Yapım, Antalya Altın Portakal Film Festivali'nden "En İyi Erkek Oyuncu" ve Grenoble Film Festivali'nden "Seçici Kurul Özel Ödülü"nü kazandı. Sansür Kurulu tarafından yasaklanan film, 2015'te "47. Sinema Yazarları Derneği Türk Sineması Ödül Töreni"nde, yüzyılın en iyi 10 Türk filmi arasında ilk sırada yer aldı.
Güney, yaklaşık bir buçuk yıl evli kaldığı Nebahat Çehre'den 1968'de boşandıktan sonra 1970'te Fatoş Güney ile evlendi.
12 Mart'ın ardından yeniden tutuklanan sanatçı, bir hafta gözaltında tutulduktan sonra serbest bırakılarak 3 ay Nevşehir'e sürgün edildi.
1982'deki Cannes Film Festivali'nde Yılmaz Güney ve Costa Gavras Altın Palimiye Ödülü alırken.
Yılmaz Güney, 1972'nin mart ayında "devrimcilere yardım" gerekçesiyle yeniden gözaltına alınarak, 10 yıl hapis ve sürgün cezasına çarptırıldı. 1974'te genel afla serbest kalan sanatçı, aynı yıl, yönetmen, yapımcı, senarist ve başrol oyuncusu olarak yer aldığı "Arkadaş" filmini tamamladı.

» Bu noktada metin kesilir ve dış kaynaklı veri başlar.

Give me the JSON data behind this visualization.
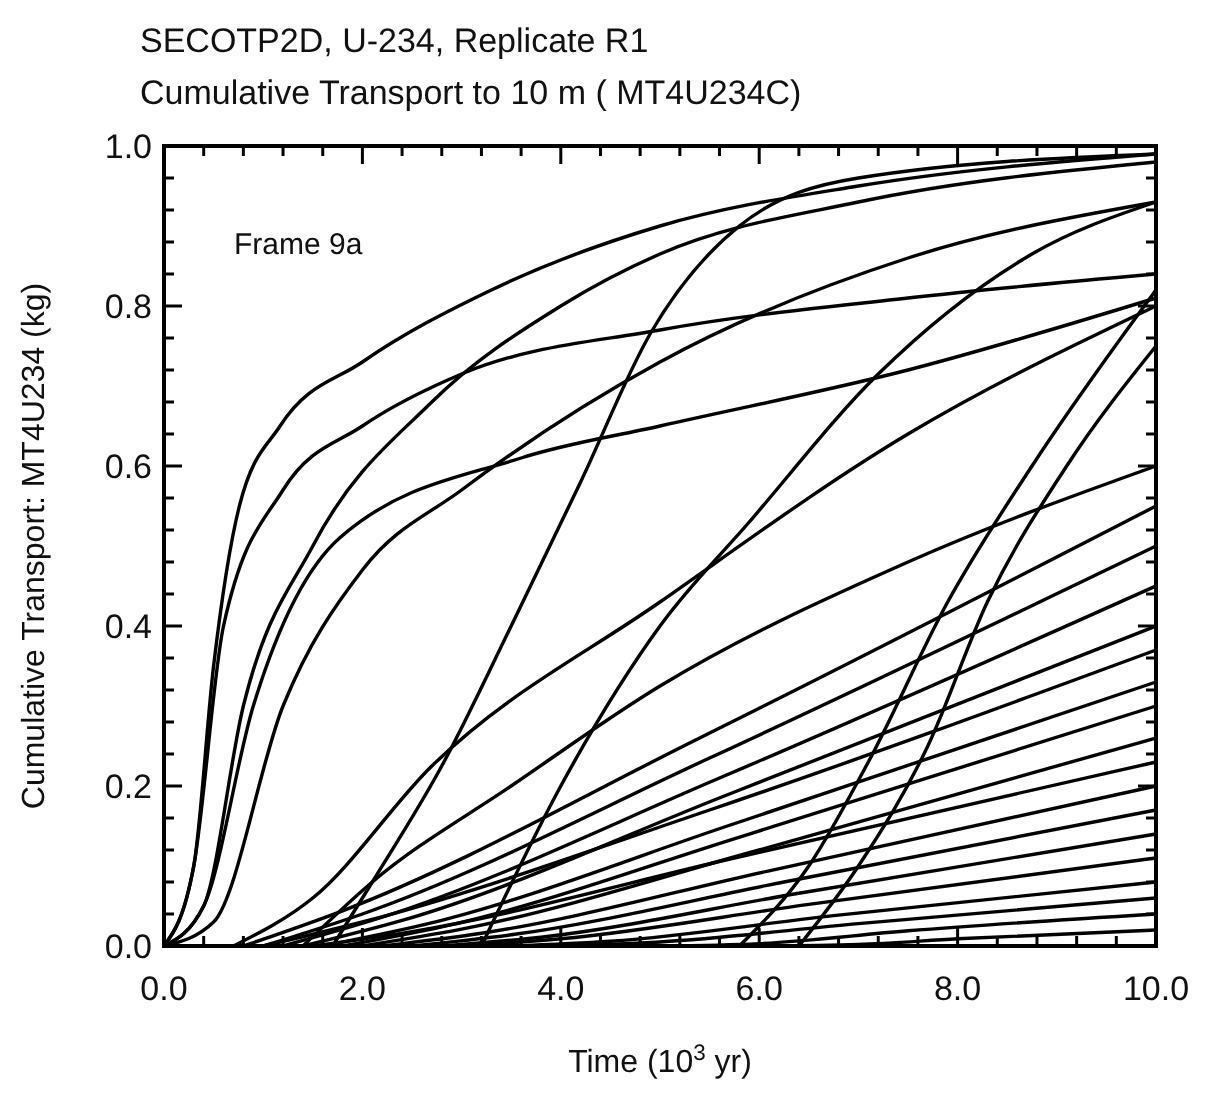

Yılmaz Güney'in cezaevindeyken senaryosunu kaleme aldığı "Sürü" filmi, yönetmen Zeki Ökten tarafından beyaz perdeye aktarıldı. Senaryosunu Güney'in yazdığı, yönetmenliğini ise Şerif Gören'in üstlendiği 1981 yapımı "Yol" filmi ise 1982'de Cannes Film Festivali'nden "Altın Palmiye" ödülüyle ayrıldı.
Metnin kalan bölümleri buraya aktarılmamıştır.